Belgium sorry for Holocaust involvement

Source:

Belgium’s Prime Minister Guy Verhofstadt, 2nd right, and Belgium’s Defense Minister Andre Flahaut, right.

Belgian Prime Minister Guy Verhofstadt faced frail men in dark fedoras and children in bright skullcaps Tuesday and apologized for Belgian authorities’ involvement in the deportation of Jews to Nazi extermination camps during World War II.

”Only by recognizing the responsibility of the authorities at the time, can we build a future where this will never happen again,” he told a gathering of Jewish and government officials before unveiling a plaque to commemorate Belgians who saved Jews from the Holocaust.

The apology came on the day that the government-backed report ”Submissive Belgium” was published. It lays bare the responsibility of high-ranking officials and municipalities in collaborating with the Nazi persecution of the Jews.

Verhofstadt said such collaboration extended to many parts of Europe.

”We have to remember that a number – a big number of official people everywhere in Europe in the public administration have collaborated, have worked together with the Nazi regime in the deportation of Jewish people,” he told The Associated Press. ”We have to recognize that and say sorry. Otherwise it is impossible to go forward.”

Some 50,000 Jews lived in Belgium in the 1930s and about half were exterminated in the Holocaust.

”Submissive Belgium” documents how an influx of Jewish refugees from Germany in the 1930s and a swerve to the right in politics created the breeding ground for anti-Semitism and right-wing extremism to take root.

After the Nazi invasion in May 1940, the Belgian government fled to Britain, but issued instructions authorizing civil servants who stayed to work with the Nazis to keep services running and prevent the economic breakdown that occurred during the German occupation in WWI. During the war, it often deteriorated into collaboration with the persecution of Jews.

The Jewish community welcomed Verhofstadt’s move.
”It’s very important for the Jewish community in Belgium to hear these apologies on behalf of the government for what happened in Belgium during the collaboration with the Nazi occupation,” said Rabbi Samuel Pinson of Uccle.

But Senator Alain Destexhe, who attended the ceremony and was involved in the study, said more needs to happen.

”We have to go further in the recognition of what happened in Belgium. We have half of the Jews who were exterminated,” he said, compared to a quarter in neighboring France.

”Our government was officially in London with the Allies, but here the high officials and the municipalities have actively collaborated up to 1942,” before the war turned, he said. ”The young Belgians don’t know this.”

Early in the war, Jewish citizens had to be registered. They were later forced to wear yellow stars, and schools and hospitals were segregated.

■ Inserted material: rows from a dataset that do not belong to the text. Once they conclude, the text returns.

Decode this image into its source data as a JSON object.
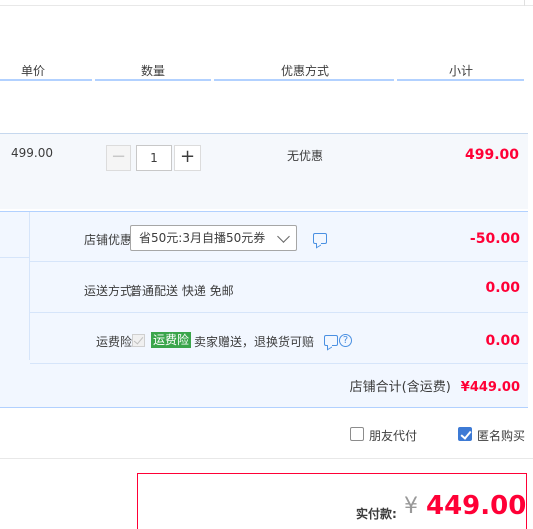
{
  "columns": {
    "unit_price": "单价",
    "quantity": "数量",
    "promotion": "优惠方式",
    "subtotal": "小计"
  },
  "item": {
    "price": "499.00",
    "quantity": "1",
    "minus_label": "−",
    "plus_label": "+",
    "promotion": "无优惠",
    "subtotal": "499.00"
  },
  "shop": {
    "coupon_label": "店铺优惠:",
    "coupon_selected": "省50元:3月自播50元券",
    "coupon_amount": "-50.00",
    "shipping_label": "运送方式:",
    "shipping_value": "普通配送 快递 免邮",
    "shipping_amount": "0.00",
    "insurance_label": "运费险:",
    "insurance_badge": "运费险",
    "insurance_text": "卖家赠送，退换货可赔",
    "insurance_amount": "0.00",
    "total_label": "店铺合计(含运费)",
    "total_amount": "¥449.00"
  },
  "order_options": {
    "friend_pay_label": "朋友代付",
    "friend_pay_checked": false,
    "anonymous_label": "匿名购买",
    "anonymous_checked": true
  },
  "payment": {
    "label": "实付款:",
    "currency": "¥",
    "amount": "449.00"
  },
  "colors": {
    "price_red": "#ff0036",
    "accent_blue": "#3d7ad5",
    "insurance_green": "#3aa54b"
  }
}
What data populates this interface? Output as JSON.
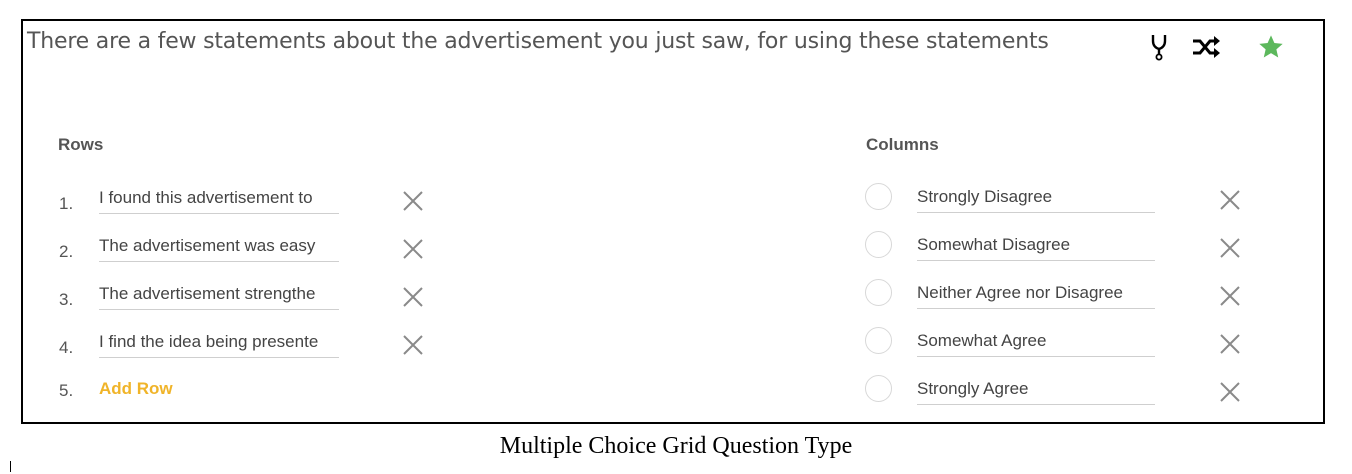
{
  "question": {
    "text": "There are a few statements about the advertisement you just saw, for using these statements"
  },
  "toolbar": {
    "icons": [
      "branch-icon",
      "shuffle-icon",
      "star-icon"
    ],
    "star_color": "#5cb85c"
  },
  "rows": {
    "heading": "Rows",
    "items": [
      {
        "num": "1.",
        "text": "I found this advertisement to"
      },
      {
        "num": "2.",
        "text": "The advertisement was easy"
      },
      {
        "num": "3.",
        "text": "The advertisement strengthe"
      },
      {
        "num": "4.",
        "text": "I find the idea being presente"
      }
    ],
    "add": {
      "num": "5.",
      "label": "Add Row"
    }
  },
  "columns": {
    "heading": "Columns",
    "items": [
      {
        "text": "Strongly Disagree"
      },
      {
        "text": "Somewhat Disagree"
      },
      {
        "text": "Neither Agree nor Disagree"
      },
      {
        "text": "Somewhat Agree"
      },
      {
        "text": "Strongly Agree"
      }
    ]
  },
  "accent_color": "#f0b429",
  "caption": "Multiple Choice Grid Question Type"
}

”If the Germans told municipalities to draw up lists of Jews or make them wear yellow stars, there often was a bureaucratic zeal to do a good job of it. Within a couple of days the lists were there and the stars distributed,” said Destexhe.
Afterward came the raids to round up Jews who were deported to concentration camps in the east such as Auschwitz.

Verhofstadt, however, offset the dark chapter of his country’s history by lauding Belgians who risked their lives to save Jews from extermination. In all, 1,442 Belgians were recognized by Yad Vashem as Righteous Among the Nations – an honor granted to non-Jews who risked their lives to save Jews during the Holocaust.

The bronze plaques set in gray granite besides Belgium’s main Albertina library commemorate those heroes. Verhofstadt said the path alongside it would be renamed ”Alley of the Righteous.”